Fast, systematic and robust relative binding free energies for simple and complex transformations : dual-LAO
Narjes Ansari, Félix Aviat, Jérôme Hénin, Jean-Philip Piquemal, Louis Lagardère
TL;DR
RBFE calculations for large and complex transformations are often prohibitive; this work introduces dual-LAO, a fast RBFE strategy that merges dynamic λ sampling via $\Lambda$-ABF-OPES, dual-topology, and dual-DBC restraints implemented in AMOEBA-enabled Tinker-HP. Across a diverse set of perturbations, dual-LAO achieves an edgewise RMSE of $0.51$ kcal/mol and pairwise RMSE of $0.56$ kcal/mol with $R^{2}=0.85$, delivering a $15$–$30$-fold acceleration and converging within $4$ ns per edge (complex) and $2$ ns per edge (solvent). The methodology is further validated by a successful multi-topology extension enabling network-level RBFE sampling, demonstrating robust performance across fragment-based changes, buried-water displacement, fragment-like perturbations, and scaffold-hopping. Together, these results present a practical, high-accuracy RBFE workflow that can be integrated into drug-discovery pipelines for rapid hit-to-lead and lead optimization, with potential for coupling to machine-learning foundations.
Abstract
Relative Binding Free Energy (RBFE) calculations are a cornerstone of rational hit-to-lead and lead optimization in modern drug discovery.
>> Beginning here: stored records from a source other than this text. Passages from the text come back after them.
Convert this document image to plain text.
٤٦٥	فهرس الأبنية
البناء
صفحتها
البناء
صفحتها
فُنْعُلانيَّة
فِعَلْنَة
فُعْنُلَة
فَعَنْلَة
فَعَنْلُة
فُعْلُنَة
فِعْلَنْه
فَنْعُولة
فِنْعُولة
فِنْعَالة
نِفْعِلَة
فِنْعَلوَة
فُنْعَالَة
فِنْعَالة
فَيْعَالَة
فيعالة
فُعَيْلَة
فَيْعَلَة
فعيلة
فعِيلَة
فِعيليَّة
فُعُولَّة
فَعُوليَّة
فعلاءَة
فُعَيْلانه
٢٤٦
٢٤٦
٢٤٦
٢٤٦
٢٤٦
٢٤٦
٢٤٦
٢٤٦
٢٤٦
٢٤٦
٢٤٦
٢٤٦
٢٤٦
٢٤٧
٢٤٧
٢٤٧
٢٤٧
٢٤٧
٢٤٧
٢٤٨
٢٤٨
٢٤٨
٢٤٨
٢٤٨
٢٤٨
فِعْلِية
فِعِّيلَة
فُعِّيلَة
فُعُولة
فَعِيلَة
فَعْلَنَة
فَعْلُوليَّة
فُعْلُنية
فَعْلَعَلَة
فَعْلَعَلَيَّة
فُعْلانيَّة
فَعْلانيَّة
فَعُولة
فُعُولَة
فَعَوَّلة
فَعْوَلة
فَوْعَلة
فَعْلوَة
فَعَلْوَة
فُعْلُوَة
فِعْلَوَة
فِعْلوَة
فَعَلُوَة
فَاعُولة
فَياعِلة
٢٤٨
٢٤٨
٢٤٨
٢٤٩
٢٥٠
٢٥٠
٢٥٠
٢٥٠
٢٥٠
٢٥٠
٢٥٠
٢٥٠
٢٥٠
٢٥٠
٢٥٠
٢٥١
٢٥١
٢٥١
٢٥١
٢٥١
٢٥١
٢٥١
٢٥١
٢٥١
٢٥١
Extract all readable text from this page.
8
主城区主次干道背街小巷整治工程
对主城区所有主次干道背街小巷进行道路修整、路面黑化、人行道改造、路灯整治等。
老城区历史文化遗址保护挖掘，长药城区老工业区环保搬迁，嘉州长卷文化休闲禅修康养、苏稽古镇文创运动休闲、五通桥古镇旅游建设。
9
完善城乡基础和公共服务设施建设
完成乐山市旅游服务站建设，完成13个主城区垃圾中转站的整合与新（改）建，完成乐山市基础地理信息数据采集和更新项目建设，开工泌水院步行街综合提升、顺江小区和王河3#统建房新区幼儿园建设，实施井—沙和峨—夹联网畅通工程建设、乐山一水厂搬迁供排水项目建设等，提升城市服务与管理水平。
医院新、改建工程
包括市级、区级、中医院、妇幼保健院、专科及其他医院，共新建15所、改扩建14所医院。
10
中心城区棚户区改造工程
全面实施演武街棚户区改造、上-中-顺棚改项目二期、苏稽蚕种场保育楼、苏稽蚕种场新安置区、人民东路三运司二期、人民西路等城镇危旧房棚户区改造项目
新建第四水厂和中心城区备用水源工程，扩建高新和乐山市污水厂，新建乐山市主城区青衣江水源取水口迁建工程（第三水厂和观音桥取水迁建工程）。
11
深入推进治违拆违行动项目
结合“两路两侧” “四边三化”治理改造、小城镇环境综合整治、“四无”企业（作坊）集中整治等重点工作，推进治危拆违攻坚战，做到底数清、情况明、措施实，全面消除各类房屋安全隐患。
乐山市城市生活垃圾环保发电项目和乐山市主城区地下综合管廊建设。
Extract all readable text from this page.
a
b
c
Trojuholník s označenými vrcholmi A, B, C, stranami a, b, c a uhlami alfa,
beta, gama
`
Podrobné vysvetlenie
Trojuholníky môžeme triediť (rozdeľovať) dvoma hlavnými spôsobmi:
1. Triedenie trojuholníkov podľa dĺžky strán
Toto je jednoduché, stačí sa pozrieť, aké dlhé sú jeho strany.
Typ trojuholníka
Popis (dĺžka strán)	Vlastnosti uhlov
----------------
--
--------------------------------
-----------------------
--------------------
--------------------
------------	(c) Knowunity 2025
However, the high computational cost and limited reliability in tackling large or complex molecular transformations often prevent their routine, high-throughput use. Here we introduce dual-LAO, a novel, highly efficient method for calculating RBFE. Building on the Lambda-ABF-OPES framework, this method combines a dual-topology setup and suitable restraints to dramatically accelerate free energy convergence. We demonstrate that dual-LAO, in combination with the AMOEBA polarizable force field, achieves an unprecedented acceleration factor of 15 to 30 times compared to current state-of-the-art methods on standard drug targets. Crucially, the approach maintains high accuracy and successfully tackles previously prohibitive molecular changes, including scaffold-hopping, buried water displacement, charge changes, ring-opening, and binding pose perturbations. This significant leap in efficiency allows for the widespread, routine integration of predictive molecular simulations into the rapid optimization cycles of drug discovery, enabling chemists to confidently model historically challenging systems in timescales compatible with real-world project deadlines.